About

James-headshotMy creative process and studio practice involves scholarly exploration conducted in tandem with the development of an aesthetic that seeks to convey a social construct which further focuses on creating an art that considers societal “justice”. This is my exploration of transculturalism.

The work is the essence of relational aesthetics. I do not see the work as political but rather more closely related to “a conversation” in its broadest and inclusive context. The ongoing work is to research what is “Black Indian” and the work created from the exploration will serve as the basis for a dialogue that is intended to go beyond the work. The work is part of the global dialogue, which seeks to question the cannon by engaging in the deconstruction of perceived cultural constructs examining oppression. What is holocaust? There is an effective ambiguous nature to the work that aptly lends itself to the focus of the discussion on subjugation while still being interested in resolving formal conceptual issues.

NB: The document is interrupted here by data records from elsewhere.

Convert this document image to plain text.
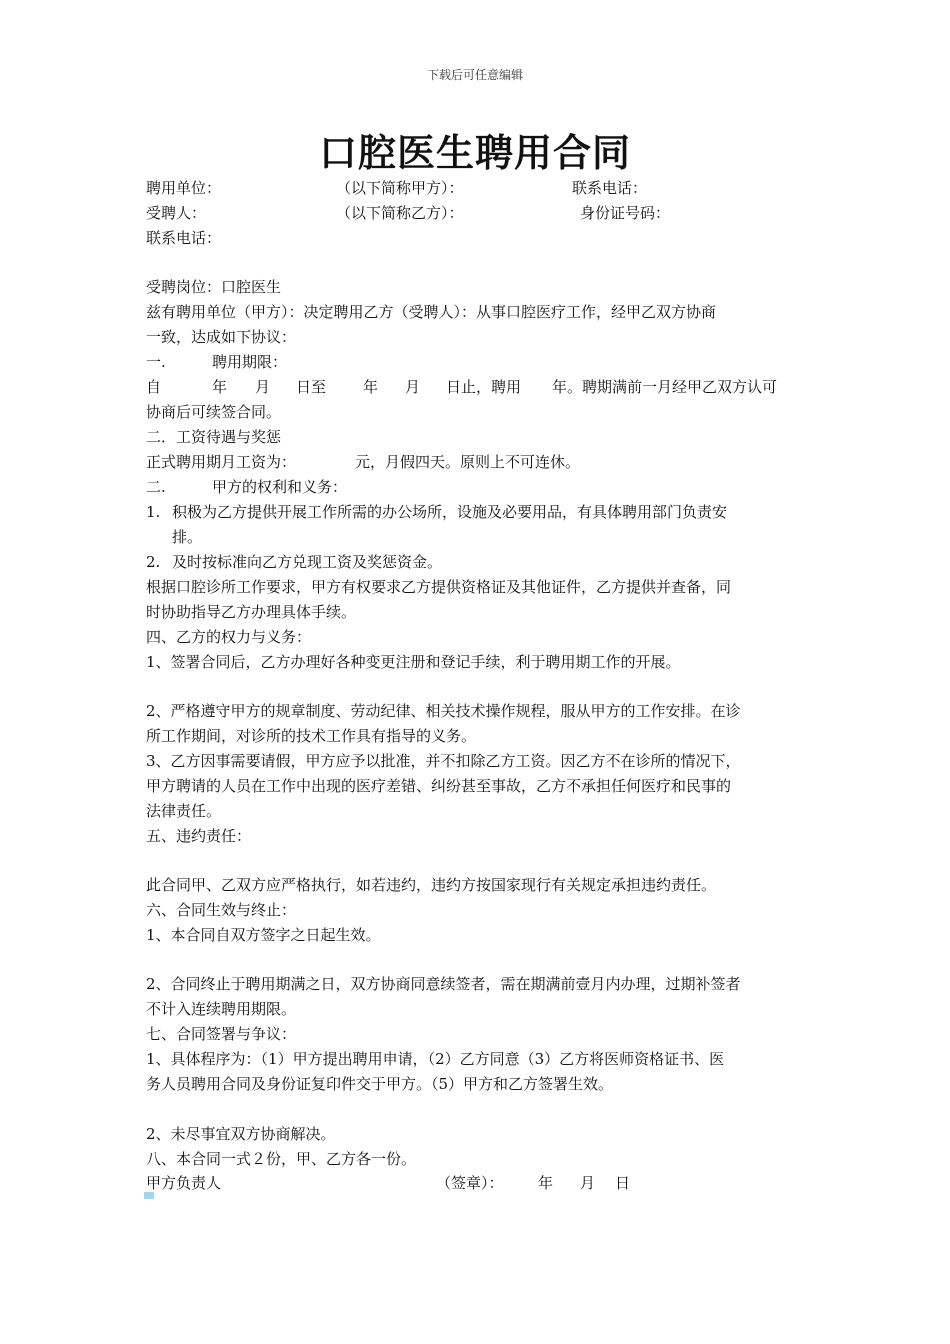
下载后可任意编辑
口腔医生聘用合同
聘用单位：	（以下简称甲方）：	联系电话：
受聘人：	（以下简称乙方）：	身份证号码：
联系电话：
受聘岗位：口腔医生
兹有聘用单位（甲方）：决定聘用乙方（受聘人）：从事口腔医疗工作，经甲乙双方协商
一致，达成如下协议：
一.	聘用期限：
自	年 月 日至 年 月 日止，聘用 年。聘期满前一月经甲乙双方认可
协商后可续签合同。
二．工资待遇与奖惩
正式聘用期月工资为：	元，月假四天。原则上不可连休。
二.	甲方的权利和义务：
1. 积极为乙方提供开展工作所需的办公场所，设施及必要用品，有具体聘用部门负责安
排。
2. 及时按标准向乙方兑现工资及奖惩资金。
根据口腔诊所工作要求，甲方有权要求乙方提供资格证及其他证件，乙方提供并查备，同
时协助指导乙方办理具体手续。
四、乙方的权力与义务：
1、签署合同后，乙方办理好各种变更注册和登记手续，利于聘用期工作的开展。
2、严格遵守甲方的规章制度、劳动纪律、相关技术操作规程，服从甲方的工作安排。在诊
所工作期间，对诊所的技术工作具有指导的义务。
3、乙方因事需要请假，甲方应予以批准，并不扣除乙方工资。因乙方不在诊所的情况下，
甲方聘请的人员在工作中出现的医疗差错、纠纷甚至事故，乙方不承担任何医疗和民事的
法律责任。
五、违约责任：
此合同甲、乙双方应严格执行，如若违约，违约方按国家现行有关规定承担违约责任。
六、合同生效与终止：
1、本合同自双方签字之日起生效。
2、合同终止于聘用期满之日，双方协商同意续签者，需在期满前壹月内办理，过期补签者
不计入连续聘用期限。
七、合同签署与争议：
1、具体程序为：（1）甲方提出聘用申请，（2）乙方同意（3）乙方将医师资格证书、医
务人员聘用合同及身份证复印件交于甲方。（5）甲方和乙方签署生效。
2、未尽事宜双方协商解决。
八、本合同一式２份，甲、乙方各一份。
甲方负责人	（签章）： 年 月 日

I am acutely interested in and fascinated by the issues raised by the work in addressing the false universal societal constructs-racism, community, and environments, their interaction with myth, their persuasiveness focusing on the deconstruction of stereotyped images as they relate to people of color in the global sense and relationships to the Holocaust. I use Holocaust here in the global context.

I am a black Indian as well. I am interested in connecting the conceptual/formal concerns of the work with transculturalism at the center of the aesthetic debate/conversation. This exploration should provide the backdrop for the continued development of the work from its formal and conceptual directions while enhancing my interest in cultural history as it pertains to the Pan-African Holocaust. My work then has a multi-layered approach that seeks to encourage a transformative process for the viewer. I hope to continue developing an evolving dialogue with the work that recognizes the realities of global oppression and its implications.